No mundo deles falta um pai e uma mãe. Se o tempo passa, o preconceito aumenta e a família dificilmente chegará. Mas existem pessoas que transformam esse tempo perdido nas casas de acolhimento em amor.

Por Gabriela Figueirôa

Da esquerda para direita, Vanderlei, o pai adotivo, Beta, a mãe adotiva e Ana Carla.

“Eu me sinto realizada”, essa é a sensação que Ana Carla tem quando fala sobre a família. Há oito anos ela passou por um processo de adoção, que hoje encara com muita naturalidade e ternura. Mas sua vida nem sempre foi tão tranquila assim. Ana Carla lembra da vida que tinha antes de chegar no atual lar: do pai biológico, que já morreu e dos irmãos que não tem mais contato. Recorda também da mãe, que perdeu a guarda dos filhos porque era alcoólatra. “Hoje a vida é diferente, encontrei um lar e sou muito feliz”, disse. A sua chegada à nova família também não foi fácil, ela chegou de surpresa na vida da sua mãe, a comerciante Beta Figueirôa, de 45 anos, e do seu pai, o enfermeiro Vanderlei Guimarães, de 30 anos, depois de ter sido adotada e devolvida pela vizinha da sua avó.

Ana Carla foi adotada aos cinco anos, uma idade considerada avançada para muitos que tem o desejo de construir uma família e enxergam na adoção uma oportunidade de realizar esse sonho. Segundo os dados do Cadastro Nacional de Adoção (CNA), no Brasil, existem mais de 30 mil pessoas tentando adotar uma criança, que se encaixe no perfil idealizado pelos futuros pais: um bebê, normalmente de até três anos, branco e sem nenhuma deficiência. Um desejo que não condiz com a realidade das casas de acolhimento no país. Das quase oito mil crianças que esperam um novo lar para viver tudo que foi negado a elas, apenas 16% têm de zero a três anos, a maioria tem acima de sete anos. A adoção tardia, como é chamada por muitos, é um problema recorrente no Brasil.

Fonte: Revista Crescer

A psicóloga e voluntária do Grupo de Apoio à Adoção de João Pessoa (GEAD — JP), Valeska Rodrigues, relata que vem sendo feito um trabalho há muitos anos para desconstruir essa ideia da adoção apenas de crianças recém-nascidas ou menores de três anos. “A gente tem uma preocupação com os adultos, que serão os futuros pais, mas principalmente com as crianças, porque a perda, para elas, é bem maior. Fazemos um trabalho de conscientização, mas não podemos ser irresponsáveis de incentivar as pessoas a adotarem grupos de irmãos, crianças com necessidades especiais ou crianças maiores, se aquela pessoa ou família não se propõe de coração aberto a esta mudança”, disse.

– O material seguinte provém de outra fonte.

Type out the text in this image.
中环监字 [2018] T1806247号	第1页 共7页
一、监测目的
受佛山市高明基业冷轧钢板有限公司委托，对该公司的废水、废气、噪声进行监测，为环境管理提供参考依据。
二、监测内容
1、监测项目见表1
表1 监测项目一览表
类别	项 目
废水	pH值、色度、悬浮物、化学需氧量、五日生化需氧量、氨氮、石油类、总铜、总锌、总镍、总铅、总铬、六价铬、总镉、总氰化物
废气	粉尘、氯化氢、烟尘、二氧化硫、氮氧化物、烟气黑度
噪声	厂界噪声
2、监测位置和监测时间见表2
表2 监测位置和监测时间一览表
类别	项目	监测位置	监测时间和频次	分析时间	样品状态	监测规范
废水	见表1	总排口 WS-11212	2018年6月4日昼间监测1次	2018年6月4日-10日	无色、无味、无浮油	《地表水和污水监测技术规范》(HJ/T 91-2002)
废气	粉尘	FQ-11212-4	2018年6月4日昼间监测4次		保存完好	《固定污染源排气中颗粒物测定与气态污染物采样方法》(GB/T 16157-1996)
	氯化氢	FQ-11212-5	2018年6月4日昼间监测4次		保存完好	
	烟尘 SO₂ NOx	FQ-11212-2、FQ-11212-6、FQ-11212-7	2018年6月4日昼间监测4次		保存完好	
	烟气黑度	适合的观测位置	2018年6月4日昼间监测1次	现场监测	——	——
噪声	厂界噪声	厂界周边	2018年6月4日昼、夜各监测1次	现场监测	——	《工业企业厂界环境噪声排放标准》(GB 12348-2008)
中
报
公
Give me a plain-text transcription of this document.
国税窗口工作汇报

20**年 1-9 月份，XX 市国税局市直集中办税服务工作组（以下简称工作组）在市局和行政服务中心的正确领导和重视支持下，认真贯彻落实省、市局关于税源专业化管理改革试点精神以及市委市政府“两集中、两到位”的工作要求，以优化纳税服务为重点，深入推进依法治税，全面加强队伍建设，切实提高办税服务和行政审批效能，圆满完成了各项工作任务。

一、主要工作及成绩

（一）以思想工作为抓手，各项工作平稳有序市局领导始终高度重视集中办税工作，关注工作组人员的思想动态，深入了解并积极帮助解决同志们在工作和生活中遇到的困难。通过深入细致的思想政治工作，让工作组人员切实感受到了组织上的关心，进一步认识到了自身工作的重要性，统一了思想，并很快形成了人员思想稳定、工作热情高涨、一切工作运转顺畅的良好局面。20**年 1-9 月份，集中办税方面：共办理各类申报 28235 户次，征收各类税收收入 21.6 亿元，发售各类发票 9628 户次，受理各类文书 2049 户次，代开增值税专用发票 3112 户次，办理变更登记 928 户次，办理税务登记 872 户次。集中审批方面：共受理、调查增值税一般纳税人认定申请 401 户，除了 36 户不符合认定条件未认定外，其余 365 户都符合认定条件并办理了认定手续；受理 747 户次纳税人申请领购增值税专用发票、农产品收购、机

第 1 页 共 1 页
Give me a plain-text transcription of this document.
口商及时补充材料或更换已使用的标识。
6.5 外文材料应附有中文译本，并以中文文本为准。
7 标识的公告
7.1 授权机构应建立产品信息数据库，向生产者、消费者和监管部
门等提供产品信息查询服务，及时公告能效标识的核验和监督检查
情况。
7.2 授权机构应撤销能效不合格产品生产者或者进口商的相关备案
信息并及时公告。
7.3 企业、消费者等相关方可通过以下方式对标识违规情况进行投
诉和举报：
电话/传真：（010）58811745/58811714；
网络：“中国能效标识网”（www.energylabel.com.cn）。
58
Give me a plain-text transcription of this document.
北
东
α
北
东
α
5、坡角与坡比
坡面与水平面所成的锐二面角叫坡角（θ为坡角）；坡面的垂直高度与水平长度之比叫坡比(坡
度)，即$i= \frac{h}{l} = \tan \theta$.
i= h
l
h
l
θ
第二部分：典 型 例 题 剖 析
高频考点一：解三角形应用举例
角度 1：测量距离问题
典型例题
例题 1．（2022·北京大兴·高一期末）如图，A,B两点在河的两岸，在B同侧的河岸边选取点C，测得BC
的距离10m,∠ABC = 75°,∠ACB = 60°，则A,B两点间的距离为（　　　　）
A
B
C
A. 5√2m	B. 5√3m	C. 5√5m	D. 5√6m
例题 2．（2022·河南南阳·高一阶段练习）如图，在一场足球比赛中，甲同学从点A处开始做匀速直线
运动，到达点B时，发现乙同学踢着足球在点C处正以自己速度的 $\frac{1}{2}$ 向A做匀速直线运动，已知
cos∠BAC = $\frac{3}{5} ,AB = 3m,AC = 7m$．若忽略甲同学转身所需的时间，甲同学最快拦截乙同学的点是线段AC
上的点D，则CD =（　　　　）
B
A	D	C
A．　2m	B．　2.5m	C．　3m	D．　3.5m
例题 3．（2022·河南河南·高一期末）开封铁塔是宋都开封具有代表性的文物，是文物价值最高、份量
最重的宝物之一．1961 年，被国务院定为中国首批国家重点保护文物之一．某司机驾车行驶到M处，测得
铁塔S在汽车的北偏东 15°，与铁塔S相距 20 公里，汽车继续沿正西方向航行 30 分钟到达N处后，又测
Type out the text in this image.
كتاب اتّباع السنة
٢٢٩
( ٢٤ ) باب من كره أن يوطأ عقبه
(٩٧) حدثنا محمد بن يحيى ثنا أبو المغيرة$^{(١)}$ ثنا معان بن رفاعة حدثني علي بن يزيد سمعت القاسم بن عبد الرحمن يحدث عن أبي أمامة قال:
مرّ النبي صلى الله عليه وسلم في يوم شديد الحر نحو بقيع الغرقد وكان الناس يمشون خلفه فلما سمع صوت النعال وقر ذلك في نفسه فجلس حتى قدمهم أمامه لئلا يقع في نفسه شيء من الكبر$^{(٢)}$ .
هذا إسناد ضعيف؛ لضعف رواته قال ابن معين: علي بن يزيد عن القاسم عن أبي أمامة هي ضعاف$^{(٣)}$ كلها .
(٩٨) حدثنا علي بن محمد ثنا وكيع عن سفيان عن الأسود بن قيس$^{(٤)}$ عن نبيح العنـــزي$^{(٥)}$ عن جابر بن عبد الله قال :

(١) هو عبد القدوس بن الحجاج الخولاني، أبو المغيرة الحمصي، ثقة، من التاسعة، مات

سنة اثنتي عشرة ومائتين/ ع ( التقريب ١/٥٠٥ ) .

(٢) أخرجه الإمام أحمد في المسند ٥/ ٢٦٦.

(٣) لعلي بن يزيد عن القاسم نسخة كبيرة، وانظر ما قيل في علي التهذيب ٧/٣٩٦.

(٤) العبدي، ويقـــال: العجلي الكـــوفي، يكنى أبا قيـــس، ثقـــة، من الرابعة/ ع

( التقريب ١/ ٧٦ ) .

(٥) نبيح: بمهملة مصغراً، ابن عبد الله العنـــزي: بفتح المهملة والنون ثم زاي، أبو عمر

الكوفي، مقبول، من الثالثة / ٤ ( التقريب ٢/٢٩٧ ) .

A comerciante Beta Figueirôa não teve essa dificuldade em adotar uma criança fora do padrão escolhido pela maioria das famílias que buscam um filho. Seu desejo de ser mãe falou mais alto do que o medo e a resistência em adotar uma criança maior de três anos. “Eu não tive medo, tudo que eu queria era ser mãe”, falou.

Desejo antigo

Até adotar Ana Carla, que em 2017 fez 13 anos, Beta já havia tentado ser mãe outra vez e a experiência não foi uma das melhores. A comerciante mora em Taquaritinga do Norte, munícipio do agreste pernambucano, de aproximadamente 25 mil habitantes. O fato de morar em uma cidade do interior ajudou a tomar conhecimento de uma mulher que estava grávida e pretendia doar a criança. Beta enxergou nessa mulher a chance de realizar o seu maior sonho, o de ser mãe.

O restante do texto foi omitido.